Overview
Das Projekt untersuchte die auditiven Eindrücke, die Tierstimmen in Menschen auslösen. In Hörexperimenten wurden aufgezeichnete Tierstimmen abgespielt und von Teilnehmenden beschrieben. Die Hörexperimente zeigten auf, dass Tierstimmen zwischen Musik, Sprache und Geräuschen aus dem Alltag, insbesondere auch den akustischen und audiovisuellen Medien verortet werden. Beim direkten auditiven Erleben von abgespielten Tierlauten wurde ein ganzes Spektrum an individuell oder kollektiv genannten Assoziationen geweckt. Die eigene musikalische Biographie, als Musikpraktizierende*r wie –hörende*r zeigte sich bei der Beschreibung von Tierstimmen als wichtige Referenzgrösse und zentraler Imaginationsraum. Neben dem Bezug zu Musik wurden auch Erfahrungen ähnlicher alltäglicher Klänge, die nicht von Tieren stammen, genannt. Ebenfalls wurden biografische Erinnerungen an die entsprechenden gehörten Tierlaute wach.

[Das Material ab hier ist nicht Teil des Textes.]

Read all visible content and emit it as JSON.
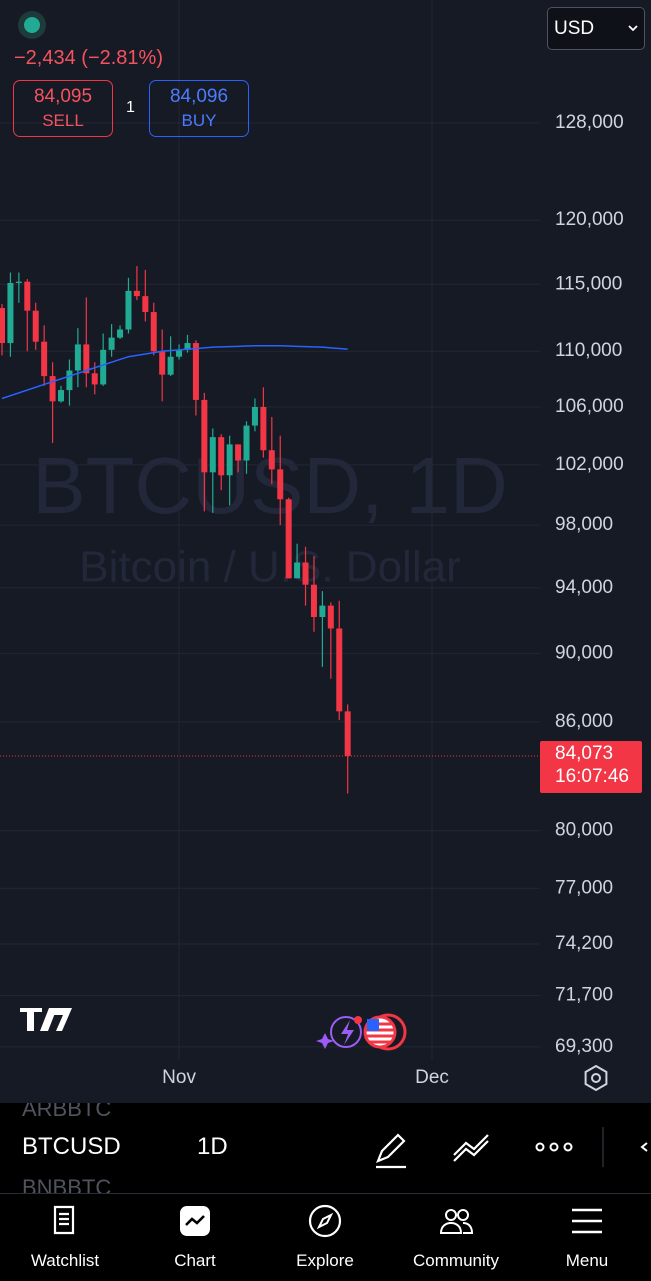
{
  "header": {
    "change": "−2,434 (−2.81%)",
    "sell_price": "84,095",
    "sell_label": "SELL",
    "spread": "1",
    "buy_price": "84,096",
    "buy_label": "BUY",
    "currency": "USD"
  },
  "watermark": {
    "symbol": "BTCUSD, 1D",
    "description": "Bitcoin / U.S. Dollar"
  },
  "symbol_bar": {
    "prev_symbol": "ARBBTC",
    "symbol": "BTCUSD",
    "interval": "1D",
    "next_symbol": "BNBBTC"
  },
  "nav": {
    "items": [
      "Watchlist",
      "Chart",
      "Explore",
      "Community",
      "Menu"
    ]
  },
  "chart_data": {
    "type": "candlestick",
    "log_scale": true,
    "grid": true,
    "up_color": "#22ab94",
    "down_color": "#f23645",
    "categories": [
      null,
      null,
      null,
      null,
      null,
      null,
      null,
      null,
      null,
      null,
      null,
      null,
      null,
      null,
      null,
      null,
      null,
      null,
      null,
      null,
      null,
      "Nov",
      null,
      null,
      null,
      null,
      null,
      null,
      null,
      null,
      null,
      null,
      null,
      null,
      null,
      null,
      null,
      null,
      null,
      null,
      null,
      null,
      null,
      null,
      null,
      null,
      null,
      null,
      null,
      null,
      null,
      "Dec"
    ],
    "open": [
      113200,
      110600,
      115100,
      115200,
      113000,
      110700,
      108200,
      106400,
      107200,
      108600,
      110500,
      108400,
      107600,
      110100,
      111000,
      111600,
      114500,
      114100,
      112900,
      110000,
      108300,
      109600,
      110100,
      110600,
      106500,
      101500,
      103900,
      101300,
      103400,
      102300,
      104700,
      106000,
      103000,
      101700,
      99700,
      94600,
      95600,
      94200,
      92200,
      92900,
      91500,
      86600,
      null,
      null,
      null,
      null,
      null,
      null,
      null,
      null,
      null,
      null
    ],
    "high": [
      113500,
      115900,
      115900,
      115400,
      113600,
      111900,
      109200,
      107500,
      109400,
      111700,
      114000,
      109200,
      111300,
      112000,
      111900,
      115500,
      116400,
      116100,
      113600,
      111600,
      111100,
      110500,
      111200,
      110800,
      107000,
      104500,
      104100,
      104000,
      103400,
      105000,
      106600,
      107400,
      105300,
      104000,
      99800,
      96800,
      96600,
      96000,
      93800,
      93100,
      93200,
      87000,
      null,
      null,
      null,
      null,
      null,
      null,
      null,
      null,
      null,
      null
    ],
    "low": [
      109700,
      109600,
      113600,
      110000,
      110100,
      107500,
      103500,
      106300,
      106100,
      107400,
      107400,
      106900,
      107500,
      109600,
      110900,
      111300,
      113800,
      112200,
      109700,
      106400,
      108200,
      109400,
      109900,
      105400,
      98900,
      98800,
      100300,
      99300,
      101500,
      101400,
      104300,
      102500,
      100700,
      98000,
      94600,
      94600,
      92900,
      91300,
      89200,
      88500,
      86100,
      82000,
      null,
      null,
      null,
      null,
      null,
      null,
      null,
      null,
      null,
      null
    ],
    "close": [
      110600,
      115100,
      115200,
      113000,
      110700,
      108200,
      106400,
      107200,
      108600,
      110500,
      108400,
      107600,
      110100,
      111000,
      111600,
      114500,
      114100,
      112900,
      110000,
      108300,
      109600,
      110100,
      110600,
      106500,
      101500,
      103900,
      101300,
      103400,
      102300,
      104700,
      106000,
      103000,
      101700,
      99700,
      94600,
      95600,
      94200,
      92200,
      92900,
      91500,
      86600,
      84073,
      null,
      null,
      null,
      null,
      null,
      null,
      null,
      null,
      null,
      null
    ],
    "ma": {
      "color": "#2962ff",
      "values": [
        106600,
        106800,
        107000,
        107200,
        107400,
        107600,
        107800,
        108000,
        108200,
        108400,
        108600,
        108800,
        109000,
        109200,
        109400,
        109600,
        109700,
        109800,
        109900,
        110000,
        110050,
        110100,
        110150,
        110200,
        110250,
        110300,
        110320,
        110340,
        110360,
        110380,
        110400,
        110400,
        110400,
        110400,
        110380,
        110360,
        110340,
        110320,
        110300,
        110250,
        110200,
        110150,
        null,
        null,
        null,
        null,
        null,
        null,
        null,
        null,
        null,
        null
      ]
    },
    "last_price": {
      "value": 84073,
      "label": "84,073"
    },
    "countdown": "16:07:46",
    "ylim": [
      68700,
      138900
    ],
    "yticks": [
      {
        "value": 69300,
        "label": "69,300"
      },
      {
        "value": 71700,
        "label": "71,700"
      },
      {
        "value": 74200,
        "label": "74,200"
      },
      {
        "value": 77000,
        "label": "77,000"
      },
      {
        "value": 80000,
        "label": "80,000"
      },
      {
        "value": 86000,
        "label": "86,000"
      },
      {
        "value": 90000,
        "label": "90,000"
      },
      {
        "value": 94000,
        "label": "94,000"
      },
      {
        "value": 98000,
        "label": "98,000"
      },
      {
        "value": 102000,
        "label": "102,000"
      },
      {
        "value": 106000,
        "label": "106,000"
      },
      {
        "value": 110000,
        "label": "110,000"
      },
      {
        "value": 115000,
        "label": "115,000"
      },
      {
        "value": 120000,
        "label": "120,000"
      },
      {
        "value": 128000,
        "label": "128,000"
      }
    ]
  }
}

Musikbezogene Praktiken prägen auch die naturwissenschaftliche Wahrnehmung und Ausdeutung von Tierstimmen. Die graphische Musiknotation genauso wie später die Sonogramme (Visualisierung von Klängen am Computer) werden genutzt, um Gesänge und Rufe visuell festzuhalten und zu analysieren. Wissenshistorisch zeigen sich somit interessante Parallelen in den genutzten Werkzeugen, die musikalisches oder bioakustisches Wissen und dabei auch spezifische Hörpraktiken beeinflussen und prägen.
Forscht man zu Tierstimmen, begegnet man zudem immer wieder dem Öko-Klassiker Silent Spring von Rachel Carson. Über das dystopische Bild eines stummen Frühlings ohne Vogelgesang wurden Vögel zu einem wichtigen Symbol der Ende der 1960er-Jahre beginnenden Umweltschutzbewegung. Der Einfluss des Menschen auf die Klangumwelt wurde im nachfolgenden Jahrzehnt zu einem Thema, das Klangforschende, Komponist*innen und Klangkünstler*innen in ihren Werken verhandeln. Das aus diesen Fallstudien entstandene Projekt «Seeking Birdscapes: Contemporary Listening and Recording Practices in Ornithology and Environmental Sound Art» untersucht mitunter das Verhältnis von Musik/Klangkunst und Ökologie durch Hör- und Aufnahmepraktiken.